Nationalrat – Heinisch-Hosek: Fristenregelung wird nie und nimmer zurückgenommen

Neudefinition von Embryos wäre frauenpolitisch und rechtspolitisch nicht nachvollziehbar

„Es ist genau 42 Jahre her, dass durch die Sozialdemokratie und gegen die Stimmen von Schwarz-Blau die Fristenregelung beschlossen wurde“, so SPÖ-Frauenvorsitzende und Nationalrätin Gabriele Heinisch-Hosek heute, Mittwoch, im Nationalrat und führt weiter aus: „Dadurch endete die Kriminalisierung von Frauen, welche in den ersten 12 Wochen einen Abbruch vornehmen. Das ist ein familien- und frauenpolitischer Meilenstein und die Entscheidung wird nie und nimmer zurückgenommen werden.“

Anlass war ein Antrag des Abgeordneten Marcus Franz, wonach die Eizelle bereits ab dem Zeitpunkt der Befruchtung ein Embryo sei und somit der Mensch bereits ab dem Zeitpunkt der Verschmelzung von Spermium und Eizelle auch als solcher zu definieren sei. „Dieser Antrag ist aus frauenpolitischer Sicht nicht nachvollziehbar. Aus rechtspolitischer Sicht ist er dies ebenso wenig, denn wir haben in der Europäischen Union einen einheitlichen Begriff von dem, was ein Embryo ist. Wir könnten hier gar nicht nationalstaatlich irgendwelche anderen Definitionen festlegen.“ Heinisch-Hosek verwies zudem auch auf die Nivellierung des Fortpflanzungsmedizingesetzes aus dem Jahr 2015, welches unter strengen Auflagen die Präimplantationsdiagnostik einführte. Unterstützung erhielt sie von ihrem Kollegen, SPÖ-Abgeordnetem Wolfgang Knes.

Im Bestreben, die Straffreiheit von Mädchen und Frauen zu beschränken, werden die Debatten verlagert – hin zu Begriffskämpfen. „Es ist aus rechtlicher und fachlicher Sicht klar, was unter Embryonen zu verstehen ist“, macht Heinisch-Hosek deutlich und verweist auf die in der EU für die Mitgliedsländer gültige Definition.

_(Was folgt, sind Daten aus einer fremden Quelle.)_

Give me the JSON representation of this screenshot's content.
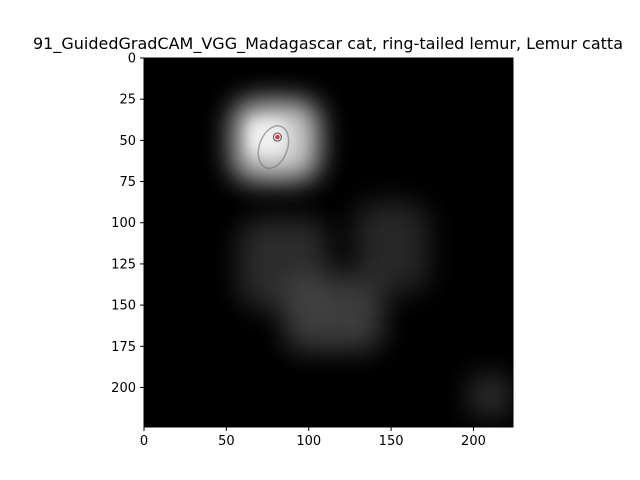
{
  "chart_data": {
    "type": "heatmap",
    "title": "91_GuidedGradCAM_VGG_Madagascar cat, ring-tailed lemur, Lemur catta",
    "xlabel": "",
    "ylabel": "",
    "xlim": [
      0,
      224
    ],
    "ylim": [
      224,
      0
    ],
    "xticks": [
      0,
      50,
      100,
      150,
      200
    ],
    "yticks": [
      0,
      25,
      50,
      75,
      100,
      125,
      150,
      175,
      200
    ],
    "grid": false,
    "colors": {
      "background": "#000000",
      "highlight": "#e8e8e8",
      "accent": "#d23a3a"
    },
    "hotspots": [
      {
        "x": 80,
        "y": 50,
        "w": 52,
        "h": 48,
        "intensity": 0.9,
        "label": ""
      },
      {
        "x": 75,
        "y": 48,
        "w": 22,
        "h": 20,
        "intensity": 1.0,
        "label": ""
      },
      {
        "x": 115,
        "y": 155,
        "w": 60,
        "h": 45,
        "intensity": 0.28,
        "label": ""
      },
      {
        "x": 85,
        "y": 125,
        "w": 55,
        "h": 55,
        "intensity": 0.18,
        "label": ""
      },
      {
        "x": 150,
        "y": 115,
        "w": 45,
        "h": 55,
        "intensity": 0.14,
        "label": ""
      },
      {
        "x": 210,
        "y": 205,
        "w": 25,
        "h": 25,
        "intensity": 0.2,
        "label": ""
      }
    ],
    "focus_point": {
      "x": 81,
      "y": 48
    }
  }
}
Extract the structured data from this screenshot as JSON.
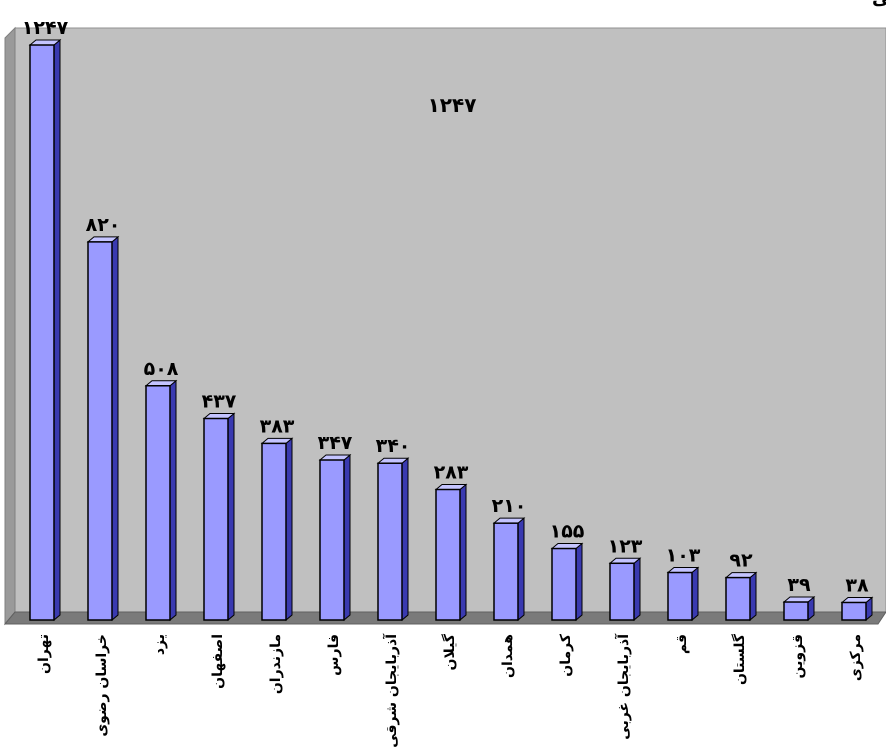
{
  "chart_data": {
    "type": "bar",
    "title": "نمودار مقایسه تعداد اسناد تنظیمی در کشور بین دفاتر اسناد رسمی",
    "categories": [
      "تهران",
      "خراسان رضوی",
      "یزد",
      "اصفهان",
      "مازندران",
      "فارس",
      "آذربایجان شرقی",
      "گیلان",
      "همدان",
      "کرمان",
      "آذربایجان غربی",
      "قم",
      "گلستان",
      "قزوین",
      "مرکزی"
    ],
    "values": [
      1247,
      820,
      508,
      437,
      383,
      347,
      340,
      283,
      210,
      155,
      123,
      103,
      92,
      39,
      38
    ],
    "value_labels": [
      "۱۲۴۷",
      "۸۲۰",
      "۵۰۸",
      "۴۳۷",
      "۳۸۳",
      "۳۴۷",
      "۳۴۰",
      "۲۸۳",
      "۲۱۰",
      "۱۵۵",
      "۱۲۳",
      "۱۰۳",
      "۹۲",
      "۳۹",
      "۳۸"
    ],
    "annotation": "۱۲۴۷",
    "ylim": [
      0,
      1247
    ],
    "xlabel": "",
    "ylabel": "",
    "grid": false,
    "legend": "none",
    "colors": {
      "bar_front": "#9a9aff",
      "bar_side": "#3a3ab0",
      "bar_top": "#c4c4ff",
      "wall": "#c0c0c0",
      "floor": "#7a7a7a",
      "border": "#000000"
    }
  }
}
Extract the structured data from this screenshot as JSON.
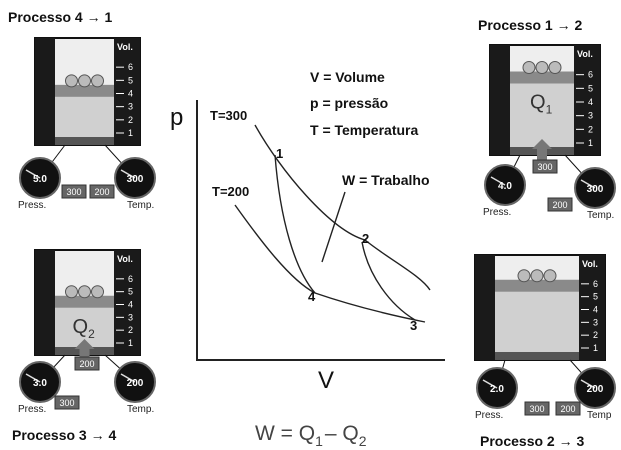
{
  "vol_label": "Vol.",
  "vol_scale": [
    "1",
    "2",
    "3",
    "4",
    "5",
    "6"
  ],
  "panels": [
    {
      "title": "Processo  4 → 1",
      "pressure": "5.0",
      "temperature": "300",
      "press_label": "Press.",
      "temp_label": "Temp.",
      "buttons": [
        "300",
        "200"
      ]
    },
    {
      "title": "Processo  1 → 2",
      "pressure": "4.0",
      "temperature": "300",
      "press_label": "Press.",
      "temp_label": "Temp.",
      "buttons": [
        "300",
        "200"
      ],
      "q": {
        "symbol": "Q",
        "sub": "1"
      }
    },
    {
      "title": "Processo  3 → 4",
      "pressure": "3.0",
      "temperature": "200",
      "press_label": "Press.",
      "temp_label": "Temp.",
      "buttons": [
        "200",
        "300"
      ],
      "q": {
        "symbol": "Q",
        "sub": "2"
      }
    },
    {
      "title": "Processo  2 → 3",
      "pressure": "2.0",
      "temperature": "200",
      "press_label": "Press.",
      "temp_label": "Temp",
      "buttons": [
        "300",
        "200"
      ]
    }
  ],
  "diagram": {
    "y_axis": "p",
    "x_axis": "V",
    "iso_high": "T=300",
    "iso_low": "T=200",
    "points": [
      "1",
      "2",
      "3",
      "4"
    ],
    "legend": [
      "V =  Volume",
      "p =  pressão",
      "T = Temperatura"
    ],
    "work": "W = Trabalho",
    "formula": {
      "lhs": "W = ",
      "q1": "Q",
      "q1_sub": "1",
      "minus": "– ",
      "q2": "Q",
      "q2_sub": "2"
    }
  }
}
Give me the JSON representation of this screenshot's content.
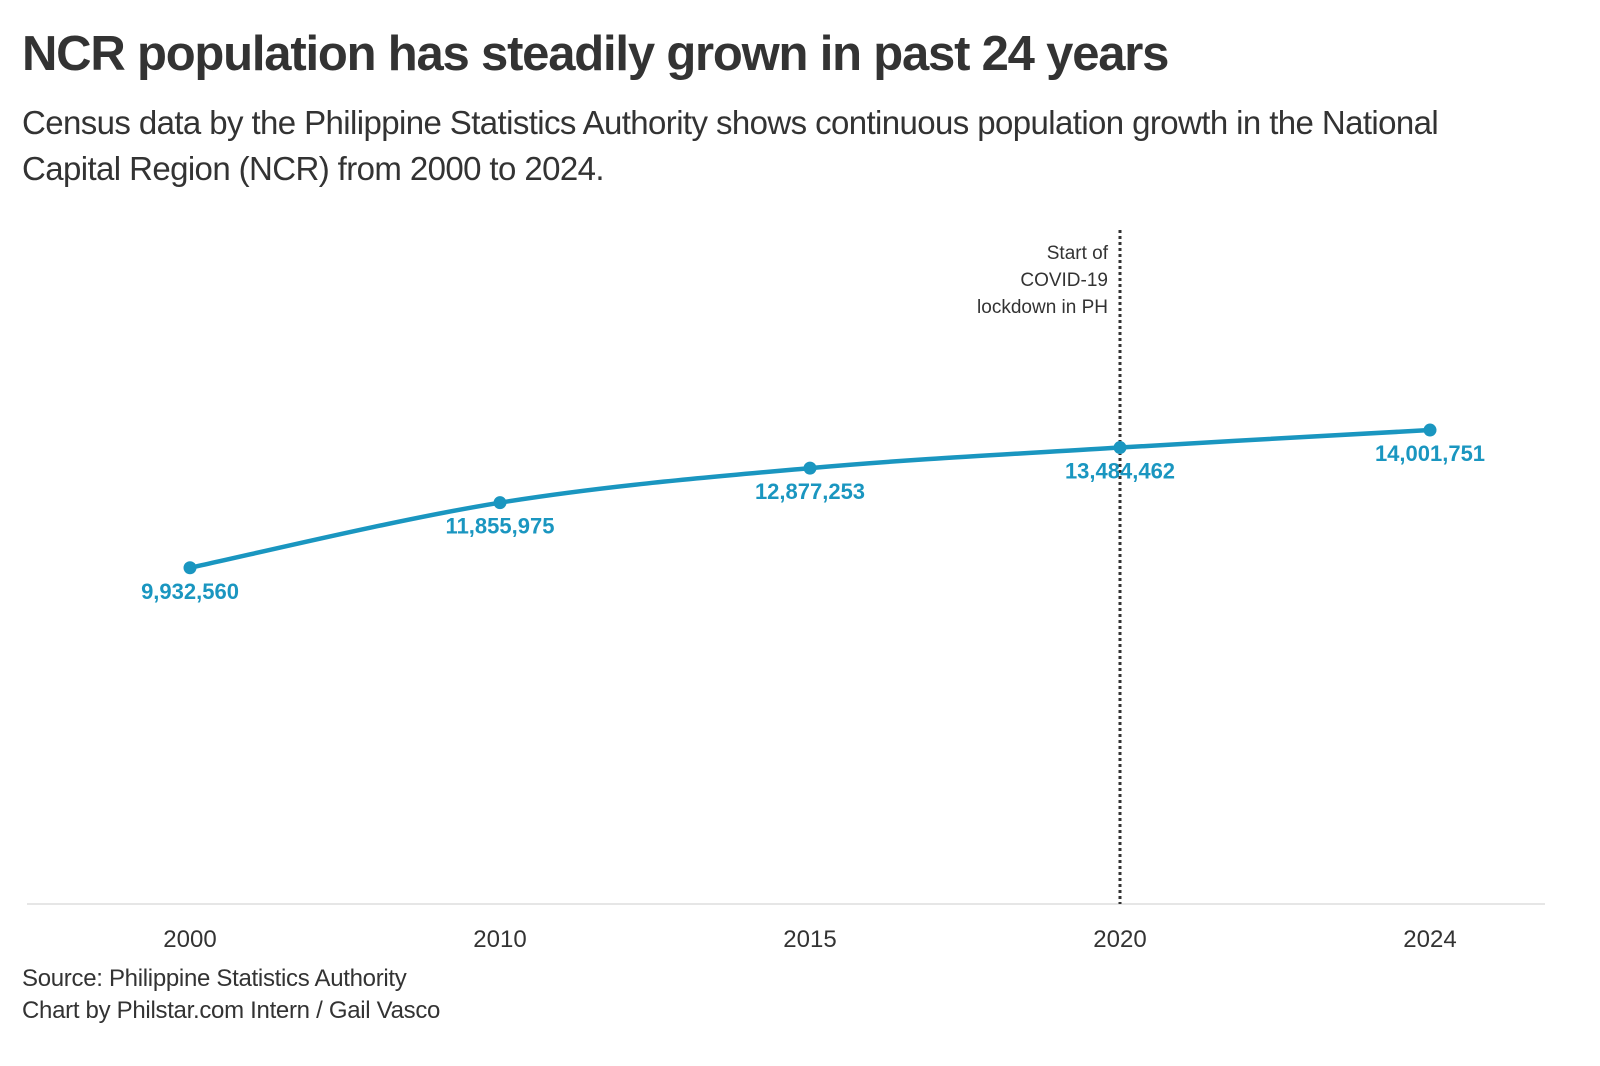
{
  "title": "NCR population has steadily grown in past 24 years",
  "subtitle": "Census data by the Philippine Statistics Authority shows continuous population growth in the National Capital Region (NCR) from 2000 to 2024.",
  "source": "Source: Philippine Statistics Authority",
  "credit": "Chart by Philstar.com Intern / Gail Vasco",
  "colors": {
    "line": "#1a96c0",
    "axis": "#e6e6e6",
    "annotation": "#333333",
    "text": "#333333"
  },
  "chart_data": {
    "type": "line",
    "categories": [
      "2000",
      "2010",
      "2015",
      "2020",
      "2024"
    ],
    "series": [
      {
        "values": [
          9932560,
          11855975,
          12877253,
          13484462,
          14001751
        ],
        "labels": [
          "9,932,560",
          "11,855,975",
          "12,877,253",
          "13,484,462",
          "14,001,751"
        ]
      }
    ],
    "ylim": [
      0,
      20000000
    ],
    "xlabel": "",
    "ylabel": "",
    "grid": false,
    "annotation": {
      "category": "2020",
      "lines": [
        "Start of",
        "COVID-19",
        "lockdown in PH"
      ]
    }
  }
}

Als Fortschritt für Frauen nannte Heinisch-Hosek außerdem das novellierte Fortpflanzungsmedizingesetz. Im Zuge dessen wurde unter anderem die Präimplantationsdiagnostik (PID) unter strengen Voraussetzungen erlaubt. „Es verringert Leid und unnötige Mehrfachbehandlungen beim Versuch einer Frau, schwanger zu werden“, so die Abgeordnete.